The DHCP server allows the network devices to request IP addresses and other relevant data automatically from the ISP and thus lowering the need for manual configuration done by the network administrator.
In DHCP, the server maintains the unique pool of IP addresses, and data regarding the configuration structure of the clients and assigns the IP addresses from the address pool.
The clients having DHCP feature enabled, broadcast the discovery message to the DHCP server when they first connect to a network and request configuration data for the network with which they are connected. The DHCP server acknowledges the request and responds to it with the desired IP details with an offer message.
But the IP addresses provided by the server are for a particular time period only and they are also known as a lease, and the allocated IP is valid only for that period. If the session still persists, then the DHCP client again requests for the IP, but this time the DHCP server may allocate a new set of IPs as per the set policies.
In the response message, the client replies with a DHCP request message for the offered IP addresses. After the server receives the DHCP request message, it completes the communication process by sending an acknowledgment message flag. In ACK, it forwards the lease period of the IP and the configuration details requested by the client host.
The DHCP server maintains the database of all the IP addresses assigned to several networking systems. To avoid the chances of assigning the same IP pool again and again to two different networking systems it uses MAC addresses and maintains the database for uniquely allocating the IP pools.

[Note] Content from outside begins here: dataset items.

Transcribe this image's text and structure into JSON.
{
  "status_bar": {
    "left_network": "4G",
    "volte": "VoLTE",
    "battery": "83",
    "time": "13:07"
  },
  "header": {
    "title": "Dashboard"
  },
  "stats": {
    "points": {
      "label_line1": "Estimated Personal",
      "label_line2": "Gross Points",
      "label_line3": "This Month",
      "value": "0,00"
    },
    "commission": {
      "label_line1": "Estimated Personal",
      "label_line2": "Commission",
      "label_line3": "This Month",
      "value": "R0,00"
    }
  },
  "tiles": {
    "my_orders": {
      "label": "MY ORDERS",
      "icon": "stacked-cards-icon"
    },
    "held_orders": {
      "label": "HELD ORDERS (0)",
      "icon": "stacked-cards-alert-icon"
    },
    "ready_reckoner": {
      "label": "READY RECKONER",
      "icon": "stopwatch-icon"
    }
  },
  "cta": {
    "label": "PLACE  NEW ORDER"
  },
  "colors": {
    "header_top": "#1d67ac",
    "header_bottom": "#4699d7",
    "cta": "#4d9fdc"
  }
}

The problem with this protocol is that it is not a secure protocol to use as there is no authenticating process involved in the communication process. Thus the IP pool assigned by using this protocol is easily vulnerable to virus attacks and hacking.

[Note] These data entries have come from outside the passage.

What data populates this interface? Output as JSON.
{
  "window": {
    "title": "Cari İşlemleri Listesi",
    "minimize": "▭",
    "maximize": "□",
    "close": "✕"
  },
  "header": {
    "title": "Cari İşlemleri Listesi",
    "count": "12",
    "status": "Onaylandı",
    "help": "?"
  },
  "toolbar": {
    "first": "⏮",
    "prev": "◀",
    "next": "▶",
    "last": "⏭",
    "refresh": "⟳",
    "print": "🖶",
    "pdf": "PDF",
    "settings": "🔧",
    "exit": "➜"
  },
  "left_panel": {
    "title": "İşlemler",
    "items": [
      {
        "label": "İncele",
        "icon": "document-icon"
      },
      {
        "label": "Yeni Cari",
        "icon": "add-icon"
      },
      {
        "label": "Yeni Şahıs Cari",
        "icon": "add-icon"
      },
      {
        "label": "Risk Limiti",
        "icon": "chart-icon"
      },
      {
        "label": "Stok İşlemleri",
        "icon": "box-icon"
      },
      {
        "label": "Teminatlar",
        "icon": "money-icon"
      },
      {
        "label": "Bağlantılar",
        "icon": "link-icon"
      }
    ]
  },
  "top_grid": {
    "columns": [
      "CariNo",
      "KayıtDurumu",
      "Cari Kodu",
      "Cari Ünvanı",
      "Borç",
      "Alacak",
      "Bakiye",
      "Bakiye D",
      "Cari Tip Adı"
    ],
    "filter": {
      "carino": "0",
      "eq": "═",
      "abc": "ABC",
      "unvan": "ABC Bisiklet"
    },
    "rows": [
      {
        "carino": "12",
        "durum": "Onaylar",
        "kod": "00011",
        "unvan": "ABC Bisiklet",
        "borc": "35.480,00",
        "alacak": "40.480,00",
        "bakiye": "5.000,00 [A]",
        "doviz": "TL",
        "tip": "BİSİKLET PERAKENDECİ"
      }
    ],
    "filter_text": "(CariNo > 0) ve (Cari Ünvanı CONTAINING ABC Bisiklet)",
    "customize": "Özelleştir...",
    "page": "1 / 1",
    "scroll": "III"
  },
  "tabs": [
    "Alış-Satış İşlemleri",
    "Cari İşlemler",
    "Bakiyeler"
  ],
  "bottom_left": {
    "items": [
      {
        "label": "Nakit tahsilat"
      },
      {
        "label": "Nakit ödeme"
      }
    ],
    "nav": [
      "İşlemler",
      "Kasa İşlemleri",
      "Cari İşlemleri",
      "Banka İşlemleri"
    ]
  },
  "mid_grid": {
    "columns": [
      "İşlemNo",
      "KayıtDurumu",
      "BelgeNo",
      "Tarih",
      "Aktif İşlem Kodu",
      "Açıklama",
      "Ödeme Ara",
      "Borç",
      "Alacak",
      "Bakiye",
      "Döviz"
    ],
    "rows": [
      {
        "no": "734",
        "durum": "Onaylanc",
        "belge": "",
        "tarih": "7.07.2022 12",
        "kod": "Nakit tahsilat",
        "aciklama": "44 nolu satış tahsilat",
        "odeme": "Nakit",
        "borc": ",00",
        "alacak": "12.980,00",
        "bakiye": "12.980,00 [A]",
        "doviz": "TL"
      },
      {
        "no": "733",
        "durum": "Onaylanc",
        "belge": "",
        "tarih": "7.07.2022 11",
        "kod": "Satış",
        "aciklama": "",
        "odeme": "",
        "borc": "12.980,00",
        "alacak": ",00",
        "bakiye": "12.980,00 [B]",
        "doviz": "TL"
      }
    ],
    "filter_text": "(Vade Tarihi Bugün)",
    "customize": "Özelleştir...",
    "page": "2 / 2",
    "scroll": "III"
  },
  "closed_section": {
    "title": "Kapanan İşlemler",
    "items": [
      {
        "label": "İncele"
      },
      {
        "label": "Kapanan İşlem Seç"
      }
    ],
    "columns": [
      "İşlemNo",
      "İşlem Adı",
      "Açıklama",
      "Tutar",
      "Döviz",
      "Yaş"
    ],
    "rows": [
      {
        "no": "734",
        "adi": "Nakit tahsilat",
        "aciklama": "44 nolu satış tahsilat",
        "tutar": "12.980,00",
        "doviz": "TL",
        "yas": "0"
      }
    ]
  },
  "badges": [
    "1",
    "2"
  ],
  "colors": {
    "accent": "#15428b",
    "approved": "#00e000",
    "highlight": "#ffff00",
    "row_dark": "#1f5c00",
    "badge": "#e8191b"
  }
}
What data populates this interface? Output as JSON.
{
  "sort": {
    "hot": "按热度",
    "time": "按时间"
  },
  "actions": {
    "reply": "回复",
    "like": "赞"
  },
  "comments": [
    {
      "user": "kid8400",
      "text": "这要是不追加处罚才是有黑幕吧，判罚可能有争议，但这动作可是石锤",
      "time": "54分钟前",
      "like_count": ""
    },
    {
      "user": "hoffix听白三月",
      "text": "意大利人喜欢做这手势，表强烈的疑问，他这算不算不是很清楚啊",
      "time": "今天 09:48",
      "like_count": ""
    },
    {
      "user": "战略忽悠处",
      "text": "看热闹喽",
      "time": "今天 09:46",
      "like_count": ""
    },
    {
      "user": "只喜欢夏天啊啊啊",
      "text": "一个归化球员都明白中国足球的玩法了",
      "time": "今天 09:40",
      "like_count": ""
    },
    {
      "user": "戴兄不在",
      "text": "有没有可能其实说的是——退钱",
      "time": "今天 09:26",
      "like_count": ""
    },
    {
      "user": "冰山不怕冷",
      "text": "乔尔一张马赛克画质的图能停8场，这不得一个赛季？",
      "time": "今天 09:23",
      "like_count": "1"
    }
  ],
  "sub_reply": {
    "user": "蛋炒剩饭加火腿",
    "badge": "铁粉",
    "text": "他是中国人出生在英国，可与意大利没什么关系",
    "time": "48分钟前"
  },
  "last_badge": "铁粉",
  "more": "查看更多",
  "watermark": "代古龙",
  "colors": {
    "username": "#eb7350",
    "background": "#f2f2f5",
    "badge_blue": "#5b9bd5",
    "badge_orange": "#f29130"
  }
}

POP (Post office Protocol)
The communication system in the olden days was extremely different. The postman used to deliver us the emails sent by our friends and family situated at remote end locations. In the same way, the POP is used in modern-day computer networking systems by the e-mail client systems to retrieve e-mail from the servers.
POP3 is the most popular version used for this purpose. To access the remote end mailbox, the POP facilitates mail download and deletes the options to the local client. Usually, the client retrieves the emails from the server using POP and after saving them on the client PCs, it deletes them from the server.

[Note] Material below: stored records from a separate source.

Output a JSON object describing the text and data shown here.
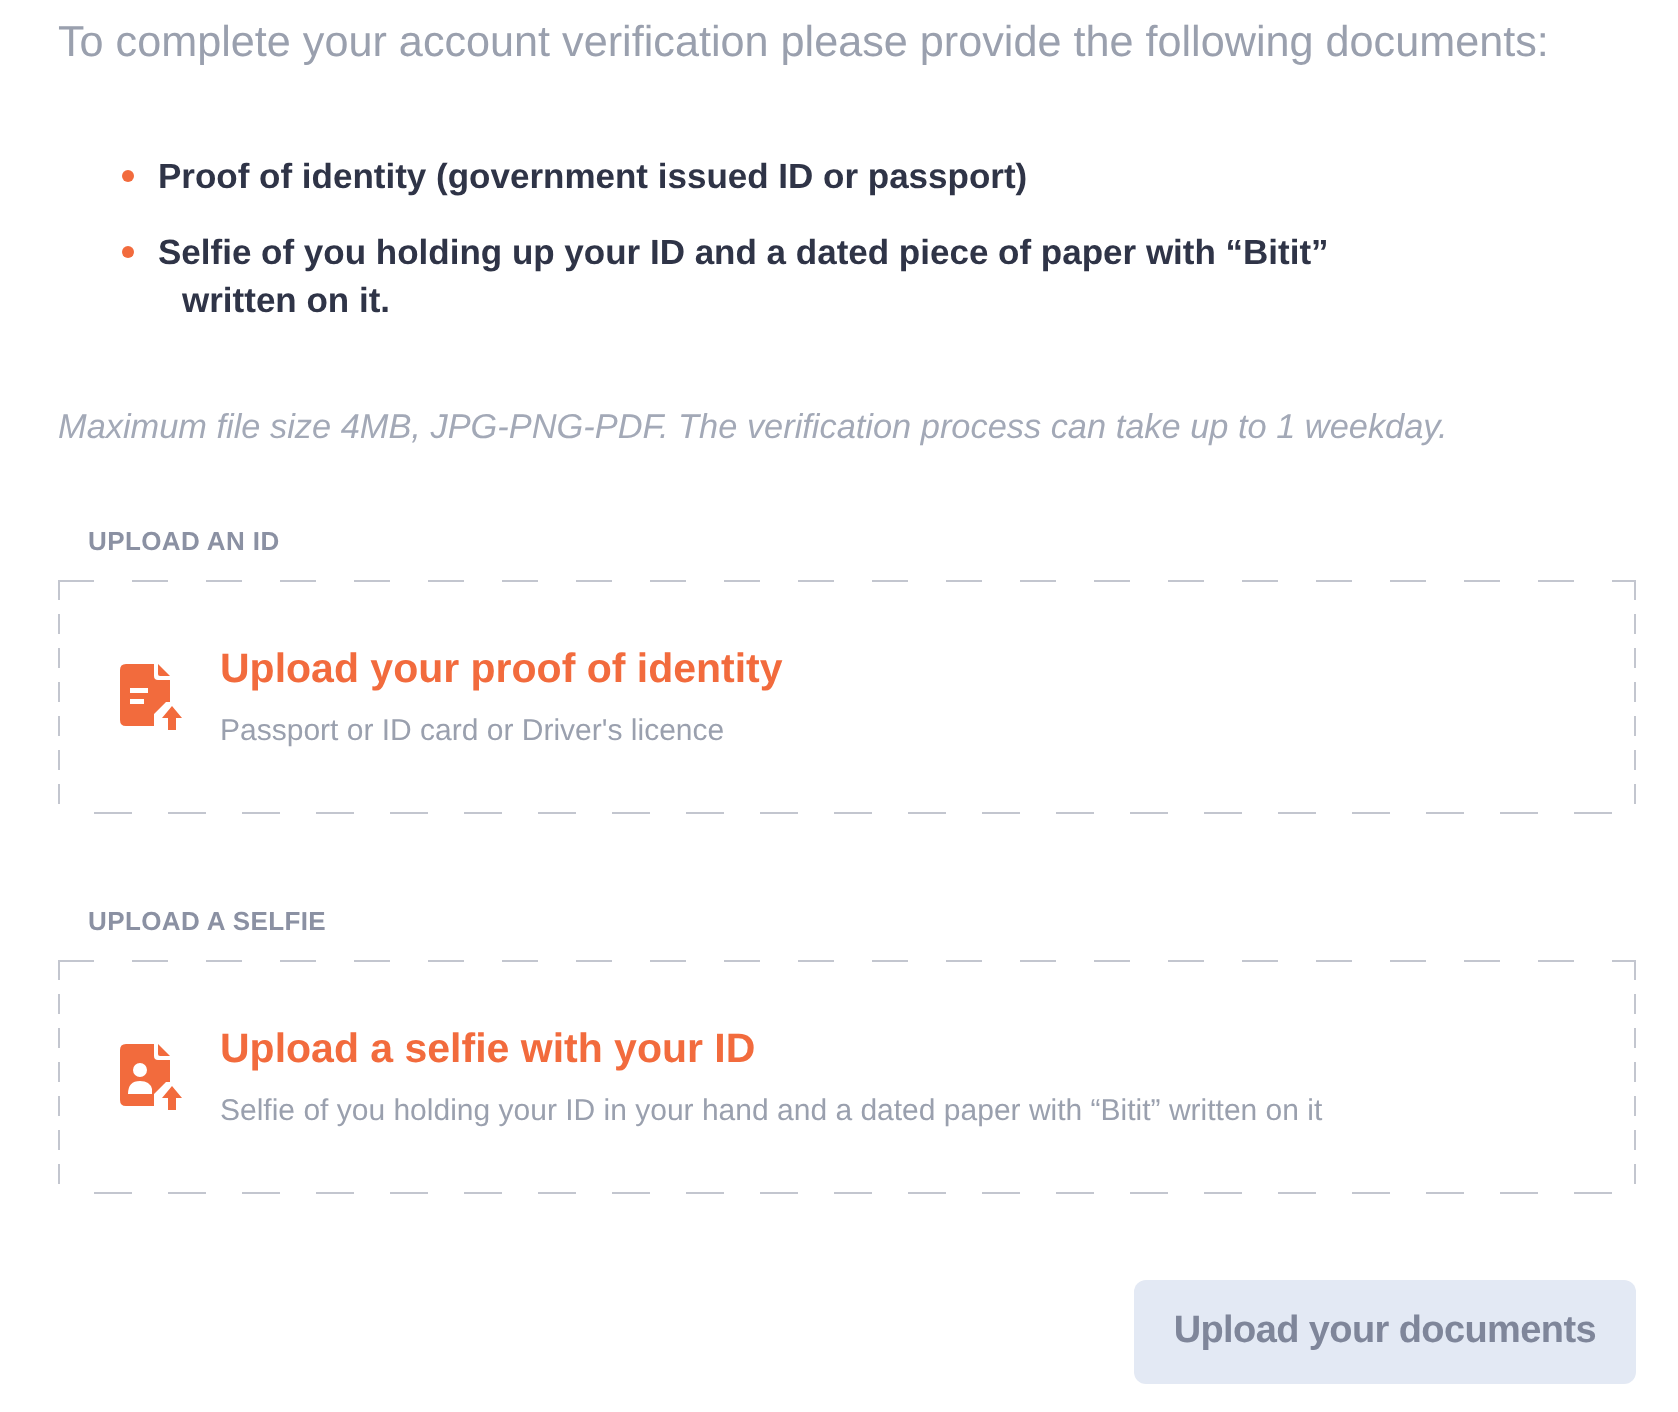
{
  "intro": "To complete your account verification please provide the following documents:",
  "requirements": [
    "Proof of identity (government issued ID or passport)",
    "Selfie of you holding up your ID and a dated piece of paper with “Bitit” written on it."
  ],
  "note": "Maximum file size 4MB, JPG-PNG-PDF. The verification process can take up to 1 weekday.",
  "uploads": [
    {
      "kind": "document",
      "label": "UPLOAD AN ID",
      "title": "Upload your proof of identity",
      "hint": "Passport or ID card or Driver's licence"
    },
    {
      "kind": "selfie",
      "label": "UPLOAD A SELFIE",
      "title": "Upload a selfie with your ID",
      "hint": "Selfie of you holding your ID in your hand and a dated paper with “Bitit” written on it"
    }
  ],
  "submit_button": {
    "label": "Upload your documents",
    "disabled": true
  }
}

For encrypted communication, the POP3 connects itself with the server by employing transport layer security (TSL) or secure sockets layer (SSL) on TCP port 995.
The available messages in the inbox in the POP session are recognized by a message number or exceptional identifier allocated to the message by the server.
From the below screenshots of Microsoft outlook, we can see how settings are done for the incoming server using POP3 to retrieve emails.
Outlook Configuration Step-1:
Outlook Configuration Step-2:
Outlook Configuration Step-3:
From this tutorial, we have understood the importance of the application layer protocols in computer networking systems as we are directly or indirectly using them in each and every step while using the Internet, surfing various links, sending or receiving e-mails, etc.